黒田と言えば、鬼道院さんと最も仲がいい……というよりも主従の関係の生徒だったか。
一体何を頼んだのだろうか?
「赤羽綾人16歳、元ボッチ、交際経験は一度だけありで相手は同じクラスの天城結衣さん、高校デビューを果たして今に――」
「ちょっ、ちょっ、分かった! 分かったから言わなくていいって! というかお願いだから言わないでくれ!」
淡々と恥ずかしい個人情報を暴露してくる鬼道院さんに、俺は誰も聞いていないと分かってはいたが恥ずかしさで辞めるようお願いした。
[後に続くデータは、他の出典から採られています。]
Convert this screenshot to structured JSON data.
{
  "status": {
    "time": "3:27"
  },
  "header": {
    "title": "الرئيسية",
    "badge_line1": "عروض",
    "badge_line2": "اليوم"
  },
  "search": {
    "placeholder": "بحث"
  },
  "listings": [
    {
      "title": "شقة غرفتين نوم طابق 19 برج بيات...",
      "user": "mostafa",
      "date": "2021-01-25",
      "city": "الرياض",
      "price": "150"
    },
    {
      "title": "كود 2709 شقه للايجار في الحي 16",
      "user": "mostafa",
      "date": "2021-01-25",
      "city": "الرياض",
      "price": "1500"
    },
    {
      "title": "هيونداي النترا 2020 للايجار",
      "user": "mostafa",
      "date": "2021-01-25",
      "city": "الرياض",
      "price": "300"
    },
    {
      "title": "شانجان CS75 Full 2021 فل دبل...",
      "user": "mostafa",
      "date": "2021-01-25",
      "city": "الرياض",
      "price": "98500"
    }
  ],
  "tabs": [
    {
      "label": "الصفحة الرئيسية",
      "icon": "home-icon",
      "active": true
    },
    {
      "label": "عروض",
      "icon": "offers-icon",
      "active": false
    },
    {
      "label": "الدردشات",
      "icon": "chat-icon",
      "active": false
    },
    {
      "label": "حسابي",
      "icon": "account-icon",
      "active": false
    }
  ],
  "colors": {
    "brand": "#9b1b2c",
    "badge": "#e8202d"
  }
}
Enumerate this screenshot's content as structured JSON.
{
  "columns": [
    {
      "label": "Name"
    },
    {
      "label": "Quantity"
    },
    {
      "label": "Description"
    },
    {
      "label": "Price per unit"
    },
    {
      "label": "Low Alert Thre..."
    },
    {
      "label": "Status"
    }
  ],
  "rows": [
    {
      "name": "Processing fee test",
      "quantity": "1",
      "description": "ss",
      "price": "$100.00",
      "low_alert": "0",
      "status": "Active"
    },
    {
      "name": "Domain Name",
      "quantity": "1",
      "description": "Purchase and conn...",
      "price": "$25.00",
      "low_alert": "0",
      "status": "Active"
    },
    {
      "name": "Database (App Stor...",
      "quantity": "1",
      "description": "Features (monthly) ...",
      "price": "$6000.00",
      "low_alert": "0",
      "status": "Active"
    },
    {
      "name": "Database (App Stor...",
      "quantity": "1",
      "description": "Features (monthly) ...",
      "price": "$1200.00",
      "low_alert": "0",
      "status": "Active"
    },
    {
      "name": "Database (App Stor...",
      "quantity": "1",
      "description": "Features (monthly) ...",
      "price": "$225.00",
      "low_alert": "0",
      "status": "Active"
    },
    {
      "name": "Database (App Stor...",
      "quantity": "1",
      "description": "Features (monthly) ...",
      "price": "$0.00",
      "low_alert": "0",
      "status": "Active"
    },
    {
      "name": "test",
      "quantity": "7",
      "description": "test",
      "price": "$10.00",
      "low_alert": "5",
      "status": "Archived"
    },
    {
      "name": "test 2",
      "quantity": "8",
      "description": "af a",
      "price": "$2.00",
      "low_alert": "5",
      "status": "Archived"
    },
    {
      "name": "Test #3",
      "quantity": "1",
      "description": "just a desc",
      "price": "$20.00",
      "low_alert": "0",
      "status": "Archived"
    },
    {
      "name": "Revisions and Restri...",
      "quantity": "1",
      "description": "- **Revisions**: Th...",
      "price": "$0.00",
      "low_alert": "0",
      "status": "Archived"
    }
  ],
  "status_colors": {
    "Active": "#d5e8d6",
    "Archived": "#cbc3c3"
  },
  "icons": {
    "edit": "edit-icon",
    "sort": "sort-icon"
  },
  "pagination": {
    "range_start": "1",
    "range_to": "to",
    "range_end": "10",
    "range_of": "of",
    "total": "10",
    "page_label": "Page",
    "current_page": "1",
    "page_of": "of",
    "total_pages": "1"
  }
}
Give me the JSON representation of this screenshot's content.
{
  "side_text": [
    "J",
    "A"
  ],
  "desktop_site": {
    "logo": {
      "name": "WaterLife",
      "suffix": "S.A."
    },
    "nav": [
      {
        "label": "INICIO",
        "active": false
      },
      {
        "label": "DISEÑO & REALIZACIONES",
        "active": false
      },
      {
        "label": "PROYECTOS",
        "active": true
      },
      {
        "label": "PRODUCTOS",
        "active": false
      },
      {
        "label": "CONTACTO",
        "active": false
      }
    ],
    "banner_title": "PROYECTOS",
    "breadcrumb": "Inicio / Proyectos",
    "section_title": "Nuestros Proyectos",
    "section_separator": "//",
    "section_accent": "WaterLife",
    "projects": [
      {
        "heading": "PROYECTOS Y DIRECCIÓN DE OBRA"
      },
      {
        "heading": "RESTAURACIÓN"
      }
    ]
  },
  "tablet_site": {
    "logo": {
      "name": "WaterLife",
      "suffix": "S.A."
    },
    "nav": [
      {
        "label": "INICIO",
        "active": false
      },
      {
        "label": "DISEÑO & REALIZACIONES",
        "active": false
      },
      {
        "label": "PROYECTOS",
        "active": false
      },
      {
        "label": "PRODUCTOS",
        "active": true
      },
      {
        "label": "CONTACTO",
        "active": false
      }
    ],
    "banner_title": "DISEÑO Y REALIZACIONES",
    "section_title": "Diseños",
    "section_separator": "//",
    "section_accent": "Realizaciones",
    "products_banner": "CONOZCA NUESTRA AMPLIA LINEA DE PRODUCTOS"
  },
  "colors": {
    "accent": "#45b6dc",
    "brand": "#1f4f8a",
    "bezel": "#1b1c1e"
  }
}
怖ーよ、なんで交際相手まで知ってんだよ。ほとんど誰にも言ってなかったのに……
「分かってくれましたね?」
「はぁ…………それで、俺に何させたいのかな?」
「実は………目立たなくなりたいのですっ!」
―――です――…です―……です………………
「………どの口が言ってんの?」
「この口です。それが素なんですね、その方が素敵ですよ」
一瞬しまったと思ったが、別にすでにバレているので問題はないだろう。
俺は改めて鬼道院桜を見る。
カラスのような艶のある綺麗な黒髪に、人形を思わせるほど整った顔立ち。出るところは出て引っ込むところは引っ込んでいる理想的な体型………
「無理だろ」
率直に言って時間の無駄だと思う。